You couldn’t be there with me on New Year’s as I sat alone in the early hours of rainy La Jolla morning and dug through our mom’s photography and papers.

But you were in my heart, as you always are.

I barely knew you but I miss you more now than ever.

Four tragedies shaped the arc of our family’s troubled life. The second of those was your death, the tragic outcome of a misguided teenage road trip. The photo above was taken not long before you died.

Know that no matter what happens, I will always speak your name. And my children will, too. And they will tell their children about you. We will always speak your name. I love you.

When a soccer game is more important than family, even as we say goodbye to Judy.

Above: the last sunrise I’ll most likely ever see in my mom’s La Jolla apartment. That’s the full moon.

Last week, Tracie, the girls, and I traveled to La Jolla for family vacation. I spent the better part of the week sorting through my mom’s apartment and shipping precious photography and other documents back to Texas where I plan to build an archive for her.

We had planned to gather as a family in La Jolla, earlier in the month, the first weekend in December, although without our daughters — just me and Tra, my brothers and their wives. The mission was to dig through the apartment, leaf through hand-written memories people had shared at the memorial, spend a day, maybe a meal together, reminiscing.

Some days before our trip, brother Micah called to say that he unexpectedly wouldn’t be there that weekend. He was traveling outside San Diego for a soccer game. He would sort through the things on his own and inform us as to what he was taking.

That wasn’t what we planned, I protested.

It was a complicated weekend for us but we had figured it out. A Herculean effort, with a bar mitzvah, an audition, and a friend’s recital for the girls to attend. I turned down a juicy gig with my band. Tra put clients on hold. Her parents cancelled their participation in a credit union board event (Randy’s mayor of West Orange).

Micah, how could you do this?, I pleaded. This is really messing us up.
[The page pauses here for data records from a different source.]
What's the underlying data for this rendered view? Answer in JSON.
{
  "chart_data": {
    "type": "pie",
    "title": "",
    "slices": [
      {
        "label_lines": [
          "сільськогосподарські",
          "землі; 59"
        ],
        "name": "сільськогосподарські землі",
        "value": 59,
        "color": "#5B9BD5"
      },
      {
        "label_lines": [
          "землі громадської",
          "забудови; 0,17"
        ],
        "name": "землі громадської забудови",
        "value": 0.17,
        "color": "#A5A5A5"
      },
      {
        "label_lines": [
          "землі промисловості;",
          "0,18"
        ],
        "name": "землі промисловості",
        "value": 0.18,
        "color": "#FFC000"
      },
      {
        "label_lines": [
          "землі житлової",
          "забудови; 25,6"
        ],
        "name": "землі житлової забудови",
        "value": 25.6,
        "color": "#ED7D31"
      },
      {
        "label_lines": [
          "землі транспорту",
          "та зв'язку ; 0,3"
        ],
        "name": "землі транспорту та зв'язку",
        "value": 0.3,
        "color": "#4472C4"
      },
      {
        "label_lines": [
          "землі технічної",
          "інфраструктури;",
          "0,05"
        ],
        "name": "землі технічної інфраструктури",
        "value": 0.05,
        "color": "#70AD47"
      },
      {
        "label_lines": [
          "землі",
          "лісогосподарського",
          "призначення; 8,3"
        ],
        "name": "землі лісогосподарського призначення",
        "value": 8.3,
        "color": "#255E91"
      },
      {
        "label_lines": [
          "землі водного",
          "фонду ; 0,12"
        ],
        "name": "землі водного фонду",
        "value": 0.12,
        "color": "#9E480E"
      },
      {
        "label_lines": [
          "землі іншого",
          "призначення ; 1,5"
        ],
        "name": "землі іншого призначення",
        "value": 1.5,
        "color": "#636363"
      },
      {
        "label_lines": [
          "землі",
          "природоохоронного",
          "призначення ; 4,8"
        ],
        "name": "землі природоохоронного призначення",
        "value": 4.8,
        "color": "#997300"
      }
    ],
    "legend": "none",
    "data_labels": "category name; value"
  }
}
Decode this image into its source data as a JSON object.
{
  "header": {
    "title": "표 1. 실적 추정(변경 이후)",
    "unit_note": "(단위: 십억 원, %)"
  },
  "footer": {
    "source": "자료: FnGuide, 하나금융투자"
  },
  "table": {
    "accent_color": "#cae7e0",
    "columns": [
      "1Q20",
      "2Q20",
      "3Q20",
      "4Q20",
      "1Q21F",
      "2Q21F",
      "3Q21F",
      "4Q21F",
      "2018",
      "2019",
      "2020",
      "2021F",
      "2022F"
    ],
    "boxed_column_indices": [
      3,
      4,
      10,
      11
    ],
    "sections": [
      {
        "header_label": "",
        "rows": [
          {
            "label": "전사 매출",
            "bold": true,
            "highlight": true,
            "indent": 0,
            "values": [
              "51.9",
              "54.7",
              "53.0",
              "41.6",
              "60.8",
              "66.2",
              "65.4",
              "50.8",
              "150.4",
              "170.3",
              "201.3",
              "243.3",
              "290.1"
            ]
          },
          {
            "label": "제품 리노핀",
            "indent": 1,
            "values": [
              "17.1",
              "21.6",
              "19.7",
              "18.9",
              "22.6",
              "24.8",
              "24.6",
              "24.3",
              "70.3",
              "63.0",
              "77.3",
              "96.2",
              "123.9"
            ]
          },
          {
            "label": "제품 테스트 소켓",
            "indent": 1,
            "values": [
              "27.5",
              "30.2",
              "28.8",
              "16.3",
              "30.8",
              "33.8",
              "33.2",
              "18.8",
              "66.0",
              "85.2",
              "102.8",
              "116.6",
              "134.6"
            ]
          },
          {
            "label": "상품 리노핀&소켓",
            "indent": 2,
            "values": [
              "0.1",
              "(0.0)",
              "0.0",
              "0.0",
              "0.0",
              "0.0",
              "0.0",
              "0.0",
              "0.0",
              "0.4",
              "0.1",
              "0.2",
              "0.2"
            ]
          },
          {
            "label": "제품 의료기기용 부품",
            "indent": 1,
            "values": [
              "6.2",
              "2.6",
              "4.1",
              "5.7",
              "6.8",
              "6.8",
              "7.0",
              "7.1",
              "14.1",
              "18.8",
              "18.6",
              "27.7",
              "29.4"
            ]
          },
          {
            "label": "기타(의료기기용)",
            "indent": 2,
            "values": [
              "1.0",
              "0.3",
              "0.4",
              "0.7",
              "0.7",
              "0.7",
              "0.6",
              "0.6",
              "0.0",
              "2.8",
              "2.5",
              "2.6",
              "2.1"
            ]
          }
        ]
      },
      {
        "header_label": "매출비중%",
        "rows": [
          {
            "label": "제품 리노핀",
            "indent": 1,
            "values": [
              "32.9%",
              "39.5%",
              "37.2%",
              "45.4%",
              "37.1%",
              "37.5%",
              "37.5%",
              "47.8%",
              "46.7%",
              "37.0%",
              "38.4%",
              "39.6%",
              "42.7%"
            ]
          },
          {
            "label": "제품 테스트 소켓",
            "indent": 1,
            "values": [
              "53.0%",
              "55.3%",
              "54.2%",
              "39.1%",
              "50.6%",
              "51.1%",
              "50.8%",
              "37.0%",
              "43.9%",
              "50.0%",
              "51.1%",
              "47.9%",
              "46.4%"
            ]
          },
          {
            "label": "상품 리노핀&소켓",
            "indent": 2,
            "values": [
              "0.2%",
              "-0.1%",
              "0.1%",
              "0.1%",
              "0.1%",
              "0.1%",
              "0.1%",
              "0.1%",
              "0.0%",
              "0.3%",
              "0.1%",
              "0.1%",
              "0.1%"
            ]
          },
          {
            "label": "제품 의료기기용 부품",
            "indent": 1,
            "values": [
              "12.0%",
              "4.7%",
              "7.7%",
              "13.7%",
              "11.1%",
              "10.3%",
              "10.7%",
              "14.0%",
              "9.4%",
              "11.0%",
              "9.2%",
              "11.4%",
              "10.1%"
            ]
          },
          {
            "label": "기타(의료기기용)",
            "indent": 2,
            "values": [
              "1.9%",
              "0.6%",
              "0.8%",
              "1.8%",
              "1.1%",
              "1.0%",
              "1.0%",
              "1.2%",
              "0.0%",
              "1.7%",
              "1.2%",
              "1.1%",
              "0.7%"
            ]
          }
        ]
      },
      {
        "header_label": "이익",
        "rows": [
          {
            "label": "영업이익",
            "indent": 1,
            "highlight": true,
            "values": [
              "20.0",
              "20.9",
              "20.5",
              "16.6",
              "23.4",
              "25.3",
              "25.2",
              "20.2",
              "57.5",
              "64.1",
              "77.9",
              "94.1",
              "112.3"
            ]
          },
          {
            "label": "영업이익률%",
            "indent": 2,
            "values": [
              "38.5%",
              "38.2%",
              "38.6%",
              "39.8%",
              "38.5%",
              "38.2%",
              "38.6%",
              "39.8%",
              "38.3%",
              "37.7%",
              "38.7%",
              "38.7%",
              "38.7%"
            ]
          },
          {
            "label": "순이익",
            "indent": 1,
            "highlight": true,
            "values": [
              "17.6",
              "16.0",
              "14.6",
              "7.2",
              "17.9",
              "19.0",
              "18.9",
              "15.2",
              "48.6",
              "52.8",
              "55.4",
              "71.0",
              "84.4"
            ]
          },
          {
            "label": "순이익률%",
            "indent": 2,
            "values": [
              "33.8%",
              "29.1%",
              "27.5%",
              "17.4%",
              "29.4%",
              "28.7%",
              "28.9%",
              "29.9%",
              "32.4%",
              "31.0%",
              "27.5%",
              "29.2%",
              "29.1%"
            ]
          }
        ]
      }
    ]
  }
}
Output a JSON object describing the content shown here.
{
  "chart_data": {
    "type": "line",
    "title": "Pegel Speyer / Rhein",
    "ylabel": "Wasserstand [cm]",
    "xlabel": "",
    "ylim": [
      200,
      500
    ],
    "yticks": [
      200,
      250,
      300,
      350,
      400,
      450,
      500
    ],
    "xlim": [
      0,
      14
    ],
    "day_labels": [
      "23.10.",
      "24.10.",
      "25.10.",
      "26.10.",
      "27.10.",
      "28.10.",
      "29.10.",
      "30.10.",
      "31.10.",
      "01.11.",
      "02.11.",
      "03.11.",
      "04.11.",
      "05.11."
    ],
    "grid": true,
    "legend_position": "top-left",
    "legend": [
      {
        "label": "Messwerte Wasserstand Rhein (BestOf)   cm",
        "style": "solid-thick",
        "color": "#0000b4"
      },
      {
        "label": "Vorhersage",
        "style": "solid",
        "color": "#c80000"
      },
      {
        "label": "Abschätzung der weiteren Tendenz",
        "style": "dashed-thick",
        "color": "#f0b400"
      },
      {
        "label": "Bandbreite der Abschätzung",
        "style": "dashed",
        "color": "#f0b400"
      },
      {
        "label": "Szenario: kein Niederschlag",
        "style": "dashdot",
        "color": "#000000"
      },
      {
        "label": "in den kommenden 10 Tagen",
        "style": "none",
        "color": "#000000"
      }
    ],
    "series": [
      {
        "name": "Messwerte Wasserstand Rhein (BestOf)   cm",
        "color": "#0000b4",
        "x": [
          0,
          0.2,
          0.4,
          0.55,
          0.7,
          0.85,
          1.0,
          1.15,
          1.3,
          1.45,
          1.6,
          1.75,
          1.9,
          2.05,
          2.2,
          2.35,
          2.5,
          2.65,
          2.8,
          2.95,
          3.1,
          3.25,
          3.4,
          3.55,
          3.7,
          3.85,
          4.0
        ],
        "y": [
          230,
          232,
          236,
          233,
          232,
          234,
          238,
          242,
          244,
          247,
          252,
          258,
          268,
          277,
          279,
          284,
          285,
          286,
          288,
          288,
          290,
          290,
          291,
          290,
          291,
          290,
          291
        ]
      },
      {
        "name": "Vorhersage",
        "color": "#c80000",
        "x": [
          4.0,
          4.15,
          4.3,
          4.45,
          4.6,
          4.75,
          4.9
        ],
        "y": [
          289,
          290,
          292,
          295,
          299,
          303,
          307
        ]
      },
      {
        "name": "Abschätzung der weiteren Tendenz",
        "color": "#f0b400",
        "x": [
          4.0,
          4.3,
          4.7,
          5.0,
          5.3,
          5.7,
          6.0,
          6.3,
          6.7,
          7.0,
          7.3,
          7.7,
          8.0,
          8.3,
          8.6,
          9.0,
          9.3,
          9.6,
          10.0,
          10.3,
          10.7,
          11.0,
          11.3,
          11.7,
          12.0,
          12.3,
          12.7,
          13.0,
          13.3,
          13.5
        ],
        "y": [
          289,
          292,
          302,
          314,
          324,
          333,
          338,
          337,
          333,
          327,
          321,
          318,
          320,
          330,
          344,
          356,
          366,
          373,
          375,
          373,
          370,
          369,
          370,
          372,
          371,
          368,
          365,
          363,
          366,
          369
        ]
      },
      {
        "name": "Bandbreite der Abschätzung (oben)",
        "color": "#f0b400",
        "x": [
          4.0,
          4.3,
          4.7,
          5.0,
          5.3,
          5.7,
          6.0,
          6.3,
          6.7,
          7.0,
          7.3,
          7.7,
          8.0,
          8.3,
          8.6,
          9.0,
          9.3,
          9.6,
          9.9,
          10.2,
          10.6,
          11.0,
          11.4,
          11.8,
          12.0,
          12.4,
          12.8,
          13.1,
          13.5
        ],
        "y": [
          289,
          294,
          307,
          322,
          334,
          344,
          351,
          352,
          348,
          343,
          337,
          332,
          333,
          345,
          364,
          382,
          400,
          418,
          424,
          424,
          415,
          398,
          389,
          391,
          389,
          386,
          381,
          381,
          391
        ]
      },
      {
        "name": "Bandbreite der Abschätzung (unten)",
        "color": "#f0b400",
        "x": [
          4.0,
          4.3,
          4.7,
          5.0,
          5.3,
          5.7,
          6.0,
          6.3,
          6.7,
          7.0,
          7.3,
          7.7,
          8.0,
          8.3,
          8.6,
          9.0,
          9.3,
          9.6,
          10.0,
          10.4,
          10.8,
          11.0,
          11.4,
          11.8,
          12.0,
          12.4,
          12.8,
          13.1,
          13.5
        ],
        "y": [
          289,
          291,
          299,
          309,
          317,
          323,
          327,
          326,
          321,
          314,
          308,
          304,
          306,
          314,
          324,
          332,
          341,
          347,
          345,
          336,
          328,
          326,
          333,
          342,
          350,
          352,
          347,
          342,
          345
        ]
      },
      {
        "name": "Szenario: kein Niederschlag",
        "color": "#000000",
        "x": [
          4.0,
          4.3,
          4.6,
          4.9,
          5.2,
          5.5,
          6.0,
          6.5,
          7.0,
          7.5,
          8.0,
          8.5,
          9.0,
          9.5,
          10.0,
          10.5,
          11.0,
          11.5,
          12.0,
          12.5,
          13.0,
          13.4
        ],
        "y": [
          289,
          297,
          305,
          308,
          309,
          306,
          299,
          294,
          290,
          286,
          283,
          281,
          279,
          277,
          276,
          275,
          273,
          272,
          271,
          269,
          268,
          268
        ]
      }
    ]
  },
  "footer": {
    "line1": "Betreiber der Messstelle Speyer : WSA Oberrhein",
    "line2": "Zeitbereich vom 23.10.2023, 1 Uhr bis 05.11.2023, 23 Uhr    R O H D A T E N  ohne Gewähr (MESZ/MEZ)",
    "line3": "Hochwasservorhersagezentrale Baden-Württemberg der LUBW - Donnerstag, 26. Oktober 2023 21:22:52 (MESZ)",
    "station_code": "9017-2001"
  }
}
I have to do what I have to do for my mental health, he said.

A soccer game?

We rescheduled for our winter break. Not only did he not meet me. He didn’t even have the courtesy to tell me that he was punking me again — a pattern through our lives. No call, no show.

Thing is, his soccer team lost and there was no match that first weekend of December. It was all just a game he was playing.

How can he dishonor the memory of our mother like this?

Some years ago he changed the name of his museum from the Museum of Man to the Museum of Us. I applauded at the time.

Seems his next project is Museum of Me.